Zwergenhöhle bei Naila
Zwischen Selbitz und Marsreuth liegt das Dorf Naila, dort wohnten in einer noch vorhandenen Höhle vor ein paar hundert Jahren Zwerge; das Loch ist noch da, aber die Zwerge sind fort. Ein Bauer des Namens Kohmann ackerte mit zwei Pferden auf seinem Felde, und sein Weib brachte ihm ein neugebackenes Brot zum Frühstück, das sie, in ein Tüchlein gebunden, am Rain niederlegte und dann in das Gras ging.
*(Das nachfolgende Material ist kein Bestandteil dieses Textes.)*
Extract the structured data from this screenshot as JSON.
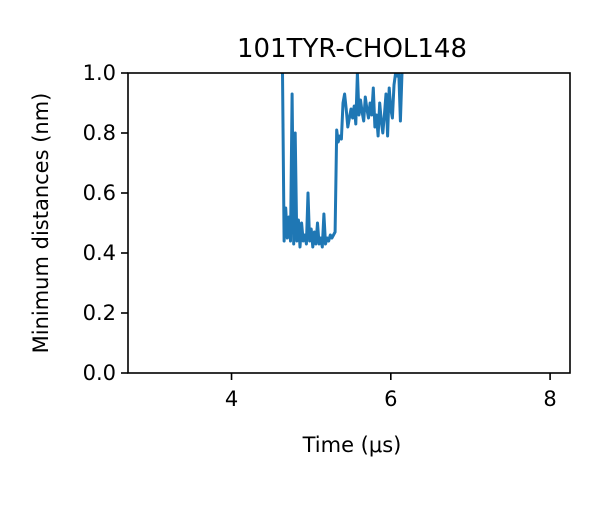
{
  "chart_data": {
    "type": "line",
    "title": "101TYR-CHOL148",
    "xlabel": "Time (μs)",
    "ylabel": "Minimum distances (nm)",
    "xlim": [
      2.7,
      8.25
    ],
    "ylim": [
      0.0,
      1.0
    ],
    "xticks": [
      4,
      6,
      8
    ],
    "xtick_labels": [
      "4",
      "6",
      "8"
    ],
    "yticks": [
      0.0,
      0.2,
      0.4,
      0.6,
      0.8,
      1.0
    ],
    "ytick_labels": [
      "0.0",
      "0.2",
      "0.4",
      "0.6",
      "0.8",
      "1.0"
    ],
    "grid": false,
    "series": [
      {
        "color": "#1f77b4",
        "x": [
          4.64,
          4.66,
          4.68,
          4.7,
          4.72,
          4.74,
          4.76,
          4.78,
          4.8,
          4.82,
          4.84,
          4.86,
          4.88,
          4.9,
          4.92,
          4.94,
          4.96,
          4.98,
          5.0,
          5.02,
          5.04,
          5.06,
          5.08,
          5.1,
          5.12,
          5.14,
          5.16,
          5.18,
          5.2,
          5.22,
          5.24,
          5.26,
          5.28,
          5.3,
          5.32,
          5.34,
          5.36,
          5.38,
          5.4,
          5.42,
          5.44,
          5.46,
          5.48,
          5.5,
          5.52,
          5.54,
          5.56,
          5.58,
          5.6,
          5.62,
          5.64,
          5.66,
          5.68,
          5.7,
          5.72,
          5.74,
          5.76,
          5.78,
          5.8,
          5.82,
          5.84,
          5.86,
          5.88,
          5.9,
          5.92,
          5.94,
          5.96,
          5.98,
          6.0,
          6.02,
          6.04,
          6.06,
          6.08,
          6.1,
          6.12,
          6.14
        ],
        "y": [
          1.0,
          0.44,
          0.55,
          0.45,
          0.52,
          0.44,
          0.93,
          0.43,
          0.8,
          0.44,
          0.51,
          0.42,
          0.5,
          0.44,
          0.46,
          0.43,
          0.6,
          0.44,
          0.48,
          0.42,
          0.47,
          0.43,
          0.5,
          0.43,
          0.45,
          0.42,
          0.53,
          0.43,
          0.45,
          0.44,
          0.46,
          0.45,
          0.46,
          0.47,
          0.81,
          0.77,
          0.79,
          0.78,
          0.9,
          0.93,
          0.88,
          0.82,
          0.85,
          0.88,
          0.85,
          0.89,
          0.83,
          1.0,
          0.86,
          0.91,
          0.87,
          0.84,
          0.92,
          0.88,
          0.85,
          0.9,
          0.86,
          0.95,
          0.82,
          0.86,
          0.79,
          0.9,
          0.84,
          0.8,
          0.86,
          0.93,
          0.79,
          0.95,
          0.88,
          0.85,
          0.96,
          1.0,
          0.99,
          1.0,
          0.84,
          1.0
        ]
      }
    ]
  }
}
Da trat zu dem Ackersmann ein Zwergweiblein dar und sagte: Du bist noch nicht hungrig, aber meine Kinder sind hungrig; mein Brot ist noch im Backofen, leihe mir das deine für meine Kinder, bis Mittag will ich es dir erstatten. – Der Bauer überließ dem Weiblein gern das Brot und geduldete sich bis Mittag, war aber doch neugierig, ob sie Wort halten werde. Und siehe, sie kam auf den Punkt, als das Mittagsglöcklein im Dorfe ausgebimmelt hatte, brachte in einem schneeweißen Tüchlein einen noch warmen Brotkuchen und sagte: Nimm und iß es ohne Scheu, das Tuch lasse liegen, ich hole es schon ab. Wir sehen uns dann nicht wieder – die Welt wird ungut. Ihr flucht und schwört je mehr und mehr, ihr lauft in aller Sonntagsfrühe heraus auf eure Felder, die Früchte zu beschauen, ihr errichtet ein Hammerwerk nach dem andern, es ist des Schlagens und Pochens kein Ende – so müssen wir den Ort verlassen, wo wir so lange bequem gesessen. – Damit ist sie hinweg und nicht wiedergekommen; ob der Bauer im Brote oder dem Tüchlein etwas gefunden habe, wird nicht gemeldet.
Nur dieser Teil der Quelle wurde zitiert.